Only three times in the last 12 years has a council member failed to win reelection. In all three cases, the challengers had raised money in the six-figure range. And the incumbents had angered large numbers of constituents.

This year's challengers to Picus and Yaroslavsky hope to take advantage of growing homeowner discontent with the incumbents' record on development. Just two years ago, another political newcomer, Ruth Galanter, ousted veteran Councilwoman Pat Russell on a wave of anti-growth sentiment.

Bernardi, the council's senior member with 28 years of service, faces a large field of challengers because of the 1986 council reapportionment, which put him in a largely new district with a Latino majority.

3rd District

In the West Valley's 3rd District, Picus' potentially strongest opponents are Ireland, the son of actor John Ireland and a deputy to County Supervisor Deane Dana, and Jeanne Nemo, a Republican activist who is backed by County Supervisor Mike Antonovich.

Nemo, a former teacher who sells real estate, ran against Picus in 1985 and finished second in a field of five with 21% of the vote. Picus won with 56% of the vote. Candidates need more than 50% of the vote to win the April election. Otherwise, the top two vote-getters will meet in a June runoff.

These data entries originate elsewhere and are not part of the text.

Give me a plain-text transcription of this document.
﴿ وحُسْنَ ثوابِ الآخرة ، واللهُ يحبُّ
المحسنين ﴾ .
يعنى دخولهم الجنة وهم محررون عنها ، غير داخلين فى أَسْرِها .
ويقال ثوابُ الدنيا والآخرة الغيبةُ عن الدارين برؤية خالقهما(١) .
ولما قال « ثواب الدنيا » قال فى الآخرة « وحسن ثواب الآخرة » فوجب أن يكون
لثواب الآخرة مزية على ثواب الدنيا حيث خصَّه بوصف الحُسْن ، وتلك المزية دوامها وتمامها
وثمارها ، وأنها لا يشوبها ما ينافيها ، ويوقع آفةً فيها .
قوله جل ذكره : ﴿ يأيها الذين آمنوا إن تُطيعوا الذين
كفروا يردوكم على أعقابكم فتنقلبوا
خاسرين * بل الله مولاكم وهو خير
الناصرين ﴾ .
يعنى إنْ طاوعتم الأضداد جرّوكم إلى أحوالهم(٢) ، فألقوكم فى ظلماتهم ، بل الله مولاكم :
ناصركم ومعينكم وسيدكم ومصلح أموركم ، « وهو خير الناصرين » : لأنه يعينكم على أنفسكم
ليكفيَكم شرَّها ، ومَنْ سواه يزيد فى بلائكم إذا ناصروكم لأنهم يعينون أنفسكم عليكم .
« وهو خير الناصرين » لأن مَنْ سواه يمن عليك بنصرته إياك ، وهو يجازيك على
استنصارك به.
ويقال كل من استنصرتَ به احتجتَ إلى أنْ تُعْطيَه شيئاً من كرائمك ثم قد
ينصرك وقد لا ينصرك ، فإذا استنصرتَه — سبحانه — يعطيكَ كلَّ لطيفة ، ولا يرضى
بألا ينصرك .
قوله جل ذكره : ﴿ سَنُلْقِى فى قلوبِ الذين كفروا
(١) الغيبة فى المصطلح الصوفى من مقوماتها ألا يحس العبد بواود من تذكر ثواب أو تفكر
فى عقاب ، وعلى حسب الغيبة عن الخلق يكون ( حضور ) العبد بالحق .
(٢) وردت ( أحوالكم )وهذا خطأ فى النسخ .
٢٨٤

Besides Ireland, 42, and Nemo, 59, Picus is opposed by Diamond, 57; Ron Rich, 40, a car salesman; Todd Landis, 36, a restaurant manager and co-owner of the Country Club in Reseda, which the council recently stripped of its liquor license with Picus' support in response to neighbors' complaints, and Paul McKellips, 29, marketing director of an executive search firm.

The district extends roughly from Balboa Boulevard to the western city limits between Roscoe Boulevard and the Ventura Freeway. It includes Canoga Park, Reseda, Tarzana, Warner Center, West Hills, Woodland Hills and west Van Nuys.

Unhappy With Picus

"In all of the homeowner meetings that I have attended, and I've gone to many, there is widespread discontent with Picus over the development issue," Ireland said. Dana has not decided what role, if any, he will play in the race, said an aide to the supervisor.

Nemo contends that Picus' political stock has fallen since the last election, but she has not taken a formal poll. Antonovich has sent a letter to his supporters urging them to contribute to Nemo's campaign.

Homeowner leaders who have clashed with Picus say the 12-year councilwoman is vulnerable because of her vacillation on whether portions of Canoga Park should be renamed West Hills, her support for development of cultural facilities in the Sepulveda Basin and Warner Park, and her slowness in coming out against the proposed Warner Ridge office project.

"I definitely think she's slipped on the popularity scale," said Milena Miller, president of the Reseda Community Assn. Miller said she has voted for Picus three times, but this year plans to vote for one of her opponents, though she has not decided which one.

Miller said Picus has lost support in Reseda because of her unwillingness to rule out the building of a ground-level light-rail line that roughly parallels Chandler and Victory boulevards between North Hollywood and Warner Center. The proposed route, one of five under consideration, has drawn strong opposition from residents.

"It looks to a lot of the people along that route as though she is a lot more concerned about development of Warner Center than residents who would be affected," Miller said. Picus said she wants to wait for a study on whether the environmental impacts of building such a line could be mitigated.